Un face-à-face qui tombe ….. pile !

, par François de Montlivault

En vous rendant à l’invitation de l’Union Wallonne des Architectes ce 20 avril dernier,vous étiez nombreux et plein d’espoirs d’avoir enfin une explication sur le comment et le pourquoi du CoDT.
La chose était pourtant bien présentée de la sorte : pas une conférence, pas un discours, mais un "face à face", les yeux dans les yeux, avec notre ministre de tutelle.

Hélas, de face à face, il n’y en eu un qu’avec ses sbires envoyés pour pratiquer en service minimum, l’hypnose et l’enfumage. Il est vrai qu’à l’AABW nous avons maintenant l’habitude.

Soyons clair ! C’est un camouflet adressé à l’UWA et par extension à l’ensemble de la profession.
M. Di Antonio a visiblement oublié que les architectes seront dans un proche avenir parmi les principaux artisans de la mise en œuvre du CoDT et qu’il ne suffit pas de les informer, encore faut-il les convaincre.

Et nous en avons des questions sur le CoDT et ses arrêtés d’application.

  • Qu’est qui justifie la disparition du visa de l’Ordre dans le dossier de demande de permis d’urbanisme ? L’impérieuse nécessité d’ouvrir la porte à tous les margoulins et autres escrocs, architectes auto proclamés ? Le système actuel du visa constituait pourtant un bien fondé d’ordre public. La réponse du cabinet : il ne revient pas à l’administration de contrôler le fait qu’un maître de l’ouvrage ait contracté avec une architecte inscrit au tableau. On perçoit tout l’intérêt d’un grand démocrate pour la chose publique.
  • Pourquoi faire disparaître la notion de mission partagée (établissement des plans et contrôle de l’exécution) ? Pour faciliter les signatures de complaisances ?
    La réponse du cabinet est claire : C’est au demandeur à savoir où il met les pied.
    On sent un "humanisme éclairé" dans cette réponse.
  • Pourquoi augmenter la complexité du dossier de demande de permis, sans avoir parallèlement mis en place la numérisation de la procédure et des données urbanistiques ? C’est une demande expresse des architectes et la Flandre démontre que c’est faisable
    Car ne nous leurrons pas : le logiciel GESPER, c’est de l’enfumage : il n’est ni prévu, ni même conçu pour une utilisation grand public et il n’y a ni moyens ni calendrier pour son développement.
    Et comme d’habitude, l’architecte deviendra faire les frais de la lourdeur des procédures et des délais.

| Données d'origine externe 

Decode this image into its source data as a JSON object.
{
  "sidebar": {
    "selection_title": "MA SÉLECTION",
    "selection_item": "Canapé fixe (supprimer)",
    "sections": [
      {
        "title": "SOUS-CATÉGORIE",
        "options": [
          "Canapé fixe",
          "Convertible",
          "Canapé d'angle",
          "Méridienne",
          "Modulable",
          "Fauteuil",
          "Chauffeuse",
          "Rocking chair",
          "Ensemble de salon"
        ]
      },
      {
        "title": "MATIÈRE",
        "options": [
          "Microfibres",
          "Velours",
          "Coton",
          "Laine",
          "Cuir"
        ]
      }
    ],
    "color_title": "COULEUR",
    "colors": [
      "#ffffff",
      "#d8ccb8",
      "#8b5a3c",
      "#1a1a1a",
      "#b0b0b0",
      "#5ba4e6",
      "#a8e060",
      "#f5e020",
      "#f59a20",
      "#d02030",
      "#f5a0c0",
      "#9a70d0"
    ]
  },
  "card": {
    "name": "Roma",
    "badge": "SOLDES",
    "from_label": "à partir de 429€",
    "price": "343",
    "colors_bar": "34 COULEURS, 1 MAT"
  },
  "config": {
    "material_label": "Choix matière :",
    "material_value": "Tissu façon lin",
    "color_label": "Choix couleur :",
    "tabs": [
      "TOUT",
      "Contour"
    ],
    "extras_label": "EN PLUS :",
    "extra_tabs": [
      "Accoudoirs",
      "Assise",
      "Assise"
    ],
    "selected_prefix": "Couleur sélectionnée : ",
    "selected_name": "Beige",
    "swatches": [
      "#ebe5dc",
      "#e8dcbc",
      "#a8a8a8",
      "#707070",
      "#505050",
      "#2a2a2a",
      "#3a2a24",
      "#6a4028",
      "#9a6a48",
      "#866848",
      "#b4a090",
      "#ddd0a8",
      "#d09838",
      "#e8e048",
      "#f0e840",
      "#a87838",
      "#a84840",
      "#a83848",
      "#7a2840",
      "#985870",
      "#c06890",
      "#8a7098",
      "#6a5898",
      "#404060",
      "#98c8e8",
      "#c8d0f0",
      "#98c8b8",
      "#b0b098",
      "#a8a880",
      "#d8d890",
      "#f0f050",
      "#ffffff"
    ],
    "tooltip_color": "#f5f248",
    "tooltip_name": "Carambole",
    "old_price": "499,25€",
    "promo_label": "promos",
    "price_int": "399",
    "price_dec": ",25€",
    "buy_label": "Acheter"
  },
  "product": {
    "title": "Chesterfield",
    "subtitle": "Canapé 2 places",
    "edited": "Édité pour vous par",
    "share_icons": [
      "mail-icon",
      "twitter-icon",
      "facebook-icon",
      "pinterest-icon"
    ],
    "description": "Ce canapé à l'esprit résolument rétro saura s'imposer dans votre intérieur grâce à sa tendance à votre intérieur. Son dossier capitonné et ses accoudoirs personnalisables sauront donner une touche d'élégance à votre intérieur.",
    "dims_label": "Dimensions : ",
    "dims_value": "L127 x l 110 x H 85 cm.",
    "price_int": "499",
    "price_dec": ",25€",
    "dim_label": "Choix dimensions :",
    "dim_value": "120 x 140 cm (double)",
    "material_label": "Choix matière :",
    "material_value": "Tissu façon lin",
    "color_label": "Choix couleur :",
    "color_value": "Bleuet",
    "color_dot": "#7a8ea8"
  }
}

Tout ceci m’inspire deux réactions d’indignation.

Le titre d’architecte ainsi que l’Ordre des Architectes ont été créés par nos pères dans un but principal de protéger le consommateur des risques et périls que peut comporter l’acte de bâtir. C’est donc à travers ces mesures faire fi de l’expérience bruxelloise qui remplit les commissions disciplinaires de l’ordre des architectes et de la volonté de son gouvernement de revoir cette disposition. C’est faire fi du candidat-bâtisseur lambda pour qui la seule recherche d’un architecte est déjà toute une aventure. C’est faire fi du modèle à la belge unique et envié en Europe du triangle de la construction.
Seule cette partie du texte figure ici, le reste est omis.